Sun Cluster 2.2 Software Installation Guide

Fault Monitoring Behavior

Netscape Messaging Server includes five separate daemons: smtpd, popd, imapd, mshttpd, and stored. These daemons can be stopped and started individually, and can fail individually.

Sun Cluster HA for Netscape fault monitoring checks that daemon processes exist and that protocol services are available. During process existing checking, the fault probe periodically verifies that a daemon exists. The fault probe interprets any daemon absence as an application failure, and takes action based on the current configuration parameters. During protocol probing, the fault probe periodically checks the daemon and takes action only in response to error codes indicating a timeout. The default timeout value set by Sun Cluster HA for Netscape is 660 seconds, to prevent inadvertent failovers in situations where a server is simply slow to respond.

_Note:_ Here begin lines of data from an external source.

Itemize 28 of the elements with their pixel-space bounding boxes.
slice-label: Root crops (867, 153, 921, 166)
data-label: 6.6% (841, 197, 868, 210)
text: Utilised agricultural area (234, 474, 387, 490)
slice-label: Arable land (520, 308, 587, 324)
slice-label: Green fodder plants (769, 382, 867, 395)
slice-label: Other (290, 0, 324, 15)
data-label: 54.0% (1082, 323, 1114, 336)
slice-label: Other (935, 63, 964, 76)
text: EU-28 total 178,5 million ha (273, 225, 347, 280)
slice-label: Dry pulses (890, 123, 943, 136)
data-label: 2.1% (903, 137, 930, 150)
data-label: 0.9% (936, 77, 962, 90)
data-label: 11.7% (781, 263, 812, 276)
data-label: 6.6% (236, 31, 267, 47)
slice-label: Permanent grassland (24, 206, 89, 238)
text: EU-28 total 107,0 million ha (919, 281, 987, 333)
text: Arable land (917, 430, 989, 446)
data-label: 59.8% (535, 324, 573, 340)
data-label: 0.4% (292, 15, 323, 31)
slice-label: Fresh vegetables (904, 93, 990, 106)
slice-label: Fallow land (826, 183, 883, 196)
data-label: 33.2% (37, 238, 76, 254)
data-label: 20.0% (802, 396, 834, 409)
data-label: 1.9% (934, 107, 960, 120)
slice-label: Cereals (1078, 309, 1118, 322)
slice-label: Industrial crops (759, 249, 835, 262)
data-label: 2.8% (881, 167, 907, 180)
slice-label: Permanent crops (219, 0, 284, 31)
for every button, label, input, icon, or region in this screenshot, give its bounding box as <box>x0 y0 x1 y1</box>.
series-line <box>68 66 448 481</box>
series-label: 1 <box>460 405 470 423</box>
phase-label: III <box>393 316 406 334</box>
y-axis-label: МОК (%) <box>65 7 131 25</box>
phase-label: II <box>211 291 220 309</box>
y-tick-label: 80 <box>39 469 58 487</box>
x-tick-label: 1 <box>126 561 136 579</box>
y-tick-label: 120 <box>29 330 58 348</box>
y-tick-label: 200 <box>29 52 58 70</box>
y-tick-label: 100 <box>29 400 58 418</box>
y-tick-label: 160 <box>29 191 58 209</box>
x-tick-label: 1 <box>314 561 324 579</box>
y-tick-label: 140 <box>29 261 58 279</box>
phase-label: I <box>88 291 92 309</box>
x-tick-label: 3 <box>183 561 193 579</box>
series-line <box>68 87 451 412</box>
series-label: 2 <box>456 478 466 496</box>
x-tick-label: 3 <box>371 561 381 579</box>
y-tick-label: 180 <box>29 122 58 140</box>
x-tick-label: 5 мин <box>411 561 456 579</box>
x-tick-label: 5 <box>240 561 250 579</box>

Because this fault monitoring model relies on a fully active mail server, you must always turn off the Sun Cluster HA for Netscape data service (using hareg -n) before you perform any administrative tasks that require a daemon to stop. Otherwise the fault probe will take action. Turn on the data service (using hareg -y) only after completing the administrative task.

Sun Cluster HA for Netscape monitors the smtpd, popd, and imapd daemons with both process existence checking (using the local probe) and protocol probing (using both local and remote probes). Sun Cluster HA for Netscape monitors the mshttpd and stored daemons with only process existence checking (using the local probe). The mshttpd and stored daemons are never checked by a remote probe. Therefore, if an mshttpd process exists but is stalled, Sun Cluster HA for Netscape will take no action; once you notice that web mail clients are unable to connect, you must restart the mshttpd process manually.

Sun Cluster HA for Netscape does not monitor any SNMP subagents.